Imagine travelling through India by car and being able to listen to the same radio stations all the way through. That is the uniqueness of digital radio, which has just begun to gain a foothold in India. Digital radio signals, beamed from a satellite, can be received anywhere.
Worldspace, the only company that offers digital radio in India for a monthly subscription of Rs 40 or Rs 50, expects a manifold rise in their subscriber base in the near future.
As of now, digital radio is not mobile. You have to be at home, or in the office, or wherever your radio antenna is fixed, to receive signals on your set. You also need a radio set that can receive digital radio signals in addition to normal AM and FM signals.
M G Chandrashekhar, former scientific secretary of the Indian Space Research Organisation, who recently took over as chief executive of the US-based Worldspace in India, says the company plans to go mobile within the year. By then, the company hopes to build a subscriber base of 100,000, and increase the number of its special Indian music channels to 50.
Worldspace has 500,000 subscribers in the US. It has 10,000 subscribers for its Indian pay channels.
The company offers six Indian channels. Three of the channels are in Hindi: Farishta, the golden oldies channel, Gandharva, the classical music channel and Le Jhoom, the new Hindi music channel. Two channels are in Tamil and one in Malayalam. Besides, there are more than a dozen Worldspace channels produced elsewhere that offers English pop, ultra pop, orbit rock and just about every other kind of music you can think of.

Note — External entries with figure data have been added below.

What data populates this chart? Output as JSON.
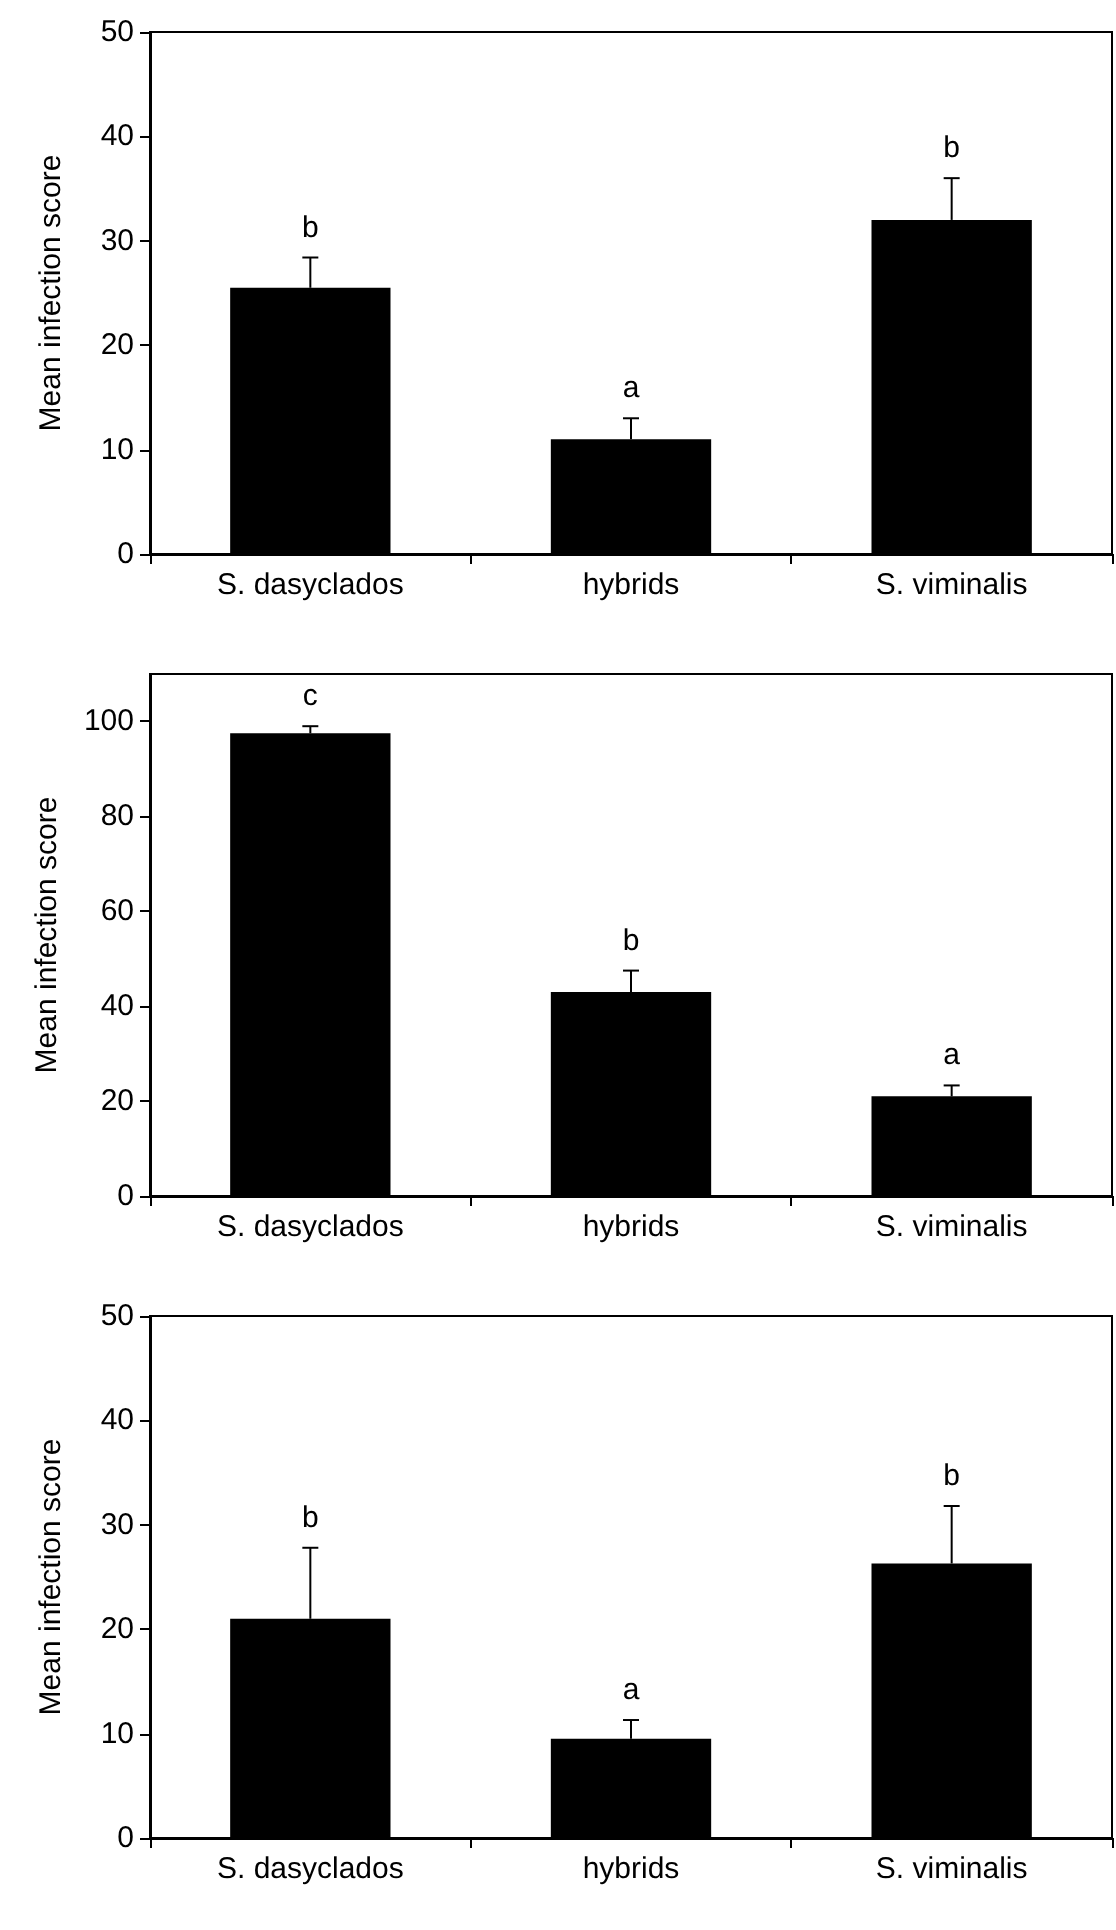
{
  "chart_data": [
    {
      "type": "bar",
      "ylabel": "Mean infection score",
      "categories": [
        "S. dasyclados",
        "hybrids",
        "S. viminalis"
      ],
      "values": [
        25.5,
        11,
        32
      ],
      "color": "#000000",
      "errors": [
        [
          25.5,
          28.4
        ],
        [
          11,
          13
        ],
        [
          32,
          36
        ]
      ],
      "ylim": [
        0,
        50
      ],
      "yticks": [
        0,
        10,
        20,
        30,
        40,
        50
      ],
      "grid": false,
      "annotations": [
        "b",
        "a",
        "b"
      ]
    },
    {
      "type": "bar",
      "ylabel": "Mean infection score",
      "categories": [
        "S. dasyclados",
        "hybrids",
        "S. viminalis"
      ],
      "values": [
        97.5,
        43,
        21
      ],
      "color": "#000000",
      "errors": [
        [
          97.5,
          99
        ],
        [
          43,
          47.5
        ],
        [
          21,
          23.3
        ]
      ],
      "ylim": [
        0,
        110
      ],
      "yticks": [
        0,
        20,
        40,
        60,
        80,
        100
      ],
      "grid": false,
      "annotations": [
        "c",
        "b",
        "a"
      ]
    },
    {
      "type": "bar",
      "ylabel": "Mean infection score",
      "categories": [
        "S. dasyclados",
        "hybrids",
        "S. viminalis"
      ],
      "values": [
        21,
        9.5,
        26.3
      ],
      "color": "#000000",
      "errors": [
        [
          21,
          27.8
        ],
        [
          9.5,
          11.3
        ],
        [
          26.3,
          31.8
        ]
      ],
      "ylim": [
        0,
        50
      ],
      "yticks": [
        0,
        10,
        20,
        30,
        40,
        50
      ],
      "grid": false,
      "annotations": [
        "b",
        "a",
        "b"
      ]
    }
  ]
}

Presently music sets capable of receiving digital radio signals are imported from Japan. BPL has began making the sets in India in three models priced at Rs 7000, Rs 8500 and Rs 9000.
These sets can also receive regular analog radio in addition to digital radio, and can be used like any other regular portable music system. The antenna costs about Rs 1000 apiece.
"We are not making a profit yet," says Chandrashekhar. Besides radio, the company has three other revenue sources - lease charges paid by broadcasters, subscriptions from listeners and fees from closed user groups.
Under the last category, for example, the company has users like the United Nations Development Programme, which is broadcasting information on AIDS to a network of 400 community radio centres in Nepal.
Worldspace has more than 250,000 subscribers worldwide. The corporation owns two satellites - Afristar and Asiastar - which beam to Africa and Asia. India receives signals from both satellites.
Worldspace has retail and distribution systems in New Delhi, Bangalore and Chennai. "The cost of space and satellite technology is so prohibitive that very little money is left over for high-powered marketing," says Chandrashekhar.